Table 2 Reportable variants in patient data

Discussion

Clinical gene panel and exome sequencing have provided molecular diagnoses for many rare disease patients, but for some patients these tests are nonexplanatory. Ongoing efforts to identify overlooked pathogenic variants include novel disease gene discovery and analysis of regulatory variants. The results presented here reaffirm that incomplete representation of alternative transcripts also causes pathogenic variants to be missed, and suggest that more complete evaluation of protein-coding regions in known disease genes will increase diagnostic yields.

Recent publications have highlighted the importance of reanalysis of sequencing data from initially uninformative exome tests.12,13,14,15 Our study underscores this conclusion, and suggests that assessment of alternative transcripts should be part of the re-evaluation. Because many of the alternative coding regions identified here are fully captured by commonly used exome capture kits (48% by Illumina TruSeq and 67% by Agilent SureSelect), initial re-evaluation may require only computational reanalysis without additional sequencing.

Our analysis identified a set of alternative coding regions for 292 neonatal epilepsy genes, but this set is not expected to be comprehensive. Determination of the regions relied on a database of reference transcripts that is incomplete,6 and regions may have been excluded due to low read counts in the expression data. The set of alternative coding regions is also likely to include false positives, including regions resulting from computational errors such as incorrect transcript mapping to the reference genome, and regions that are not relevant to seizure disorders. The regions may also include segments difficult to sequence by short-read technologies, such as the polyglutamine repeat region of CACNA1A.

In this study, we focused on neonatal epilepsy but consideration of alternative transcripts is likely to benefit clinical testing for a broad range of diseases. Alternative splicing occurs in a wide variety of tissues and cell types16 and affects ~95% of multiexon genes.10 Pathogenic variants affecting alternative exons have been identified in the gene ACTG2 for the smooth muscle disorder megacystis–microcolon–intestinal hypoperistalsis syndrome, in SCN5A for the cardiovascular disorder congenital long-QT syndrome, and in ABCA4 for the retinal disorder Stargardt disease (see Additional References).

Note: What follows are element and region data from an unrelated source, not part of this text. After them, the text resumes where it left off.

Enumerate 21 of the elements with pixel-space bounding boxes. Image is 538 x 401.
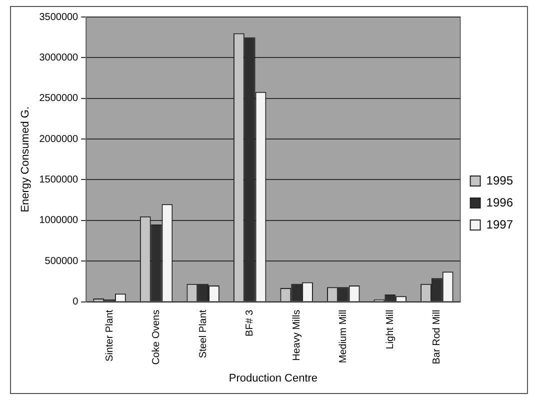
x-tick-label: Heavy Mills xyxy=(291,310,302,361)
x-tick-label: Steel Plant xyxy=(198,310,209,358)
legend-label: 1996 xyxy=(486,195,514,210)
x-tick-label: Sinter Plant xyxy=(104,310,116,362)
y-tick-label: 3500000 xyxy=(39,12,79,23)
x-tick-label: Bar Rod Mill xyxy=(432,310,443,364)
x-tick-label: BF# 3 xyxy=(244,309,256,336)
legend-label: 1995 xyxy=(486,173,514,188)
y-tick-label: 2500000 xyxy=(39,93,79,104)
y-axis-title: Energy Consumed G. xyxy=(20,106,32,212)
y-tick-label: 0 xyxy=(72,296,79,308)
x-tick-label: Coke Ovens xyxy=(151,310,162,365)
x-tick-label: Light Mill xyxy=(384,310,396,350)
y-tick-label: 3000000 xyxy=(39,52,79,64)
y-tick-label: 500000 xyxy=(44,256,79,267)
legend-label: 1997 xyxy=(486,217,514,232)
y-tick-label: 2000000 xyxy=(39,134,79,145)
y-tick-label: 1500000 xyxy=(39,174,79,186)
y-tick-label: 1000000 xyxy=(39,215,79,226)
x-axis-title: Production Centre xyxy=(228,372,318,384)
x-tick-label: Medium Mill xyxy=(338,310,350,364)
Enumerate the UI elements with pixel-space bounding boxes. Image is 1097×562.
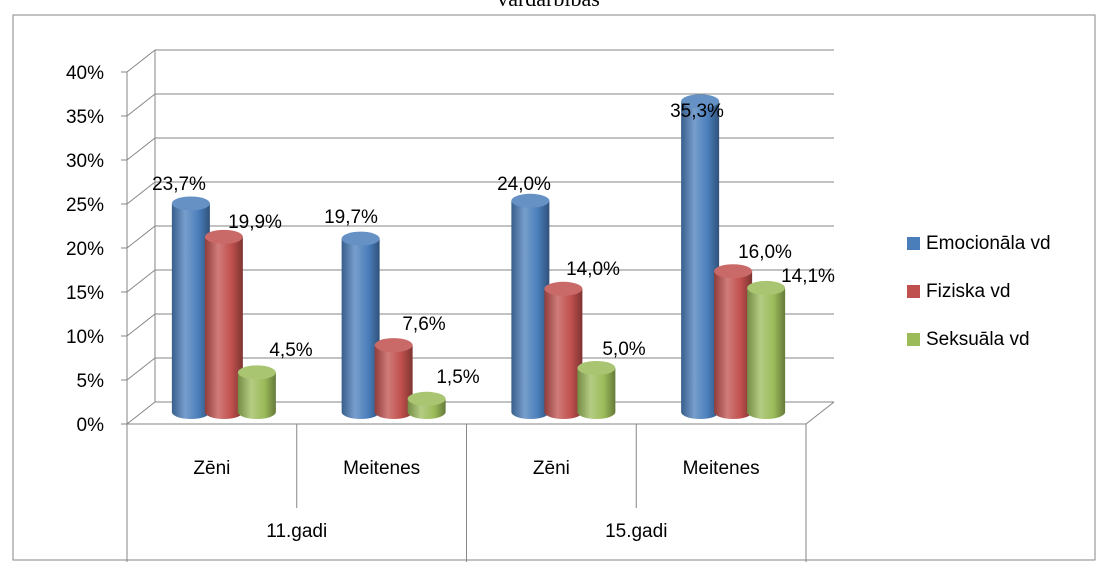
bar [511, 193, 550, 420]
bar [681, 94, 720, 420]
legend-label: Fiziska vd [926, 281, 1010, 302]
y-tick-label: 40% [66, 63, 104, 84]
bar [407, 391, 446, 420]
data-label: 23,7% [152, 174, 206, 195]
bar-body [237, 372, 276, 420]
bar [204, 229, 243, 420]
bar [714, 264, 753, 420]
category-label: Meitenes [683, 458, 760, 479]
y-tick-label: 15% [66, 283, 104, 304]
y-tick-label: 20% [66, 239, 104, 260]
y-tick-label: 35% [66, 107, 104, 128]
y-tick-label: 10% [66, 327, 104, 348]
data-label: 19,7% [324, 207, 378, 228]
data-label: 4,5% [269, 340, 312, 361]
gridline-connector [126, 181, 156, 205]
bar-top [204, 229, 243, 244]
bar-body [544, 288, 583, 420]
gridline-connector [126, 357, 156, 381]
data-label: 14,1% [781, 266, 835, 287]
bar-body [577, 368, 616, 419]
bar-top [341, 231, 380, 246]
y-tick-label: 0% [77, 415, 105, 436]
data-label: 14,0% [566, 259, 620, 280]
bar [171, 196, 210, 420]
bar [577, 361, 616, 419]
legend-swatch [907, 333, 920, 346]
bar-body [374, 345, 413, 420]
bar-top [577, 361, 616, 375]
bar-top [511, 193, 550, 208]
bar-body [341, 238, 380, 420]
bar-top [681, 94, 720, 109]
chart-frame [12, 14, 1096, 561]
gridline-connector [126, 49, 156, 73]
bar-body [747, 287, 786, 420]
y-tick-label: 30% [66, 151, 104, 172]
legend-swatch [907, 237, 920, 250]
category-label: Zēni [533, 458, 570, 479]
gridline-connector [126, 137, 156, 161]
bar-body [204, 236, 243, 420]
gridline-connector [126, 269, 156, 293]
bar-body [171, 203, 210, 420]
bar-top [544, 281, 583, 296]
gridline-connector [126, 225, 156, 249]
data-label: 5,0% [602, 339, 645, 360]
bar-top [374, 338, 413, 353]
gridline-connector [126, 401, 156, 425]
bar-top [747, 280, 786, 295]
gridline-connector [126, 313, 156, 337]
bar [341, 231, 380, 420]
data-label: 1,5% [436, 367, 479, 388]
y-tick-label: 25% [66, 195, 104, 216]
legend-label: Seksuāla vd [926, 329, 1030, 350]
bar [544, 281, 583, 420]
gridline-connector [126, 93, 156, 117]
bar [237, 365, 276, 420]
floor-edge [805, 401, 835, 425]
legend-swatch [907, 285, 920, 298]
bar-top [407, 391, 446, 406]
bar-body [511, 200, 550, 420]
category-label: Zēni [193, 458, 230, 479]
category-label: Meitenes [343, 458, 420, 479]
bar-body [681, 101, 720, 420]
chart-title: vardarbības [0, 0, 1097, 12]
bar [374, 338, 413, 420]
data-label: 16,0% [738, 242, 792, 263]
data-label: 19,9% [228, 212, 282, 233]
bar-body [714, 271, 753, 420]
legend-label: Emocionāla vd [926, 233, 1051, 254]
bar-top [714, 264, 753, 279]
bar [747, 280, 786, 420]
y-tick-label: 5% [77, 371, 105, 392]
bar-top [171, 196, 210, 211]
data-label: 24,0% [497, 174, 551, 195]
group-label: 11.gadi [266, 521, 327, 542]
group-label: 15.gadi [605, 521, 667, 542]
data-label: 7,6% [402, 314, 445, 335]
bar-top [237, 365, 276, 380]
data-label: 35,3% [670, 101, 724, 122]
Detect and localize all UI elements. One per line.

Currently there is no standardized method for selecting transcripts for clinical tests. Each company individually defines a set of primary transcripts based on sources such as HGMD (Qiagen), Alamut (Interactive Biosoftware), and literature review, or selects the longest transcript. Efforts underway to more fully characterize the human transcriptome across cell types and developmental stages6,17,18 and to curate clinically relevant exons19 will aid the detection and evaluation of variants in alternative transcripts. Variants presented here support the disease relevance of some alternative transcripts. Incorporating alternative transcripts into sequencing tests will likely yield data useful for determining additional disease-relevant regions.

This study has important implications for clinical practice. Although it is unknown how many attainable diagnoses are missed due to the nonassessment of alternative transcripts, our results indicate that clinicians should consider genetic tests that assess multiple isoforms, particularly for patients with negative test results for whom a positive result was expected. Adding additional transcripts may also introduce VUS requiring further evaluation, but ongoing efforts to fully characterize the transcriptome will help resolve the uncertain results, yielding additional pathogenic variants, increasing diagnosis rates, and ensuring a more complete genetic evaluation.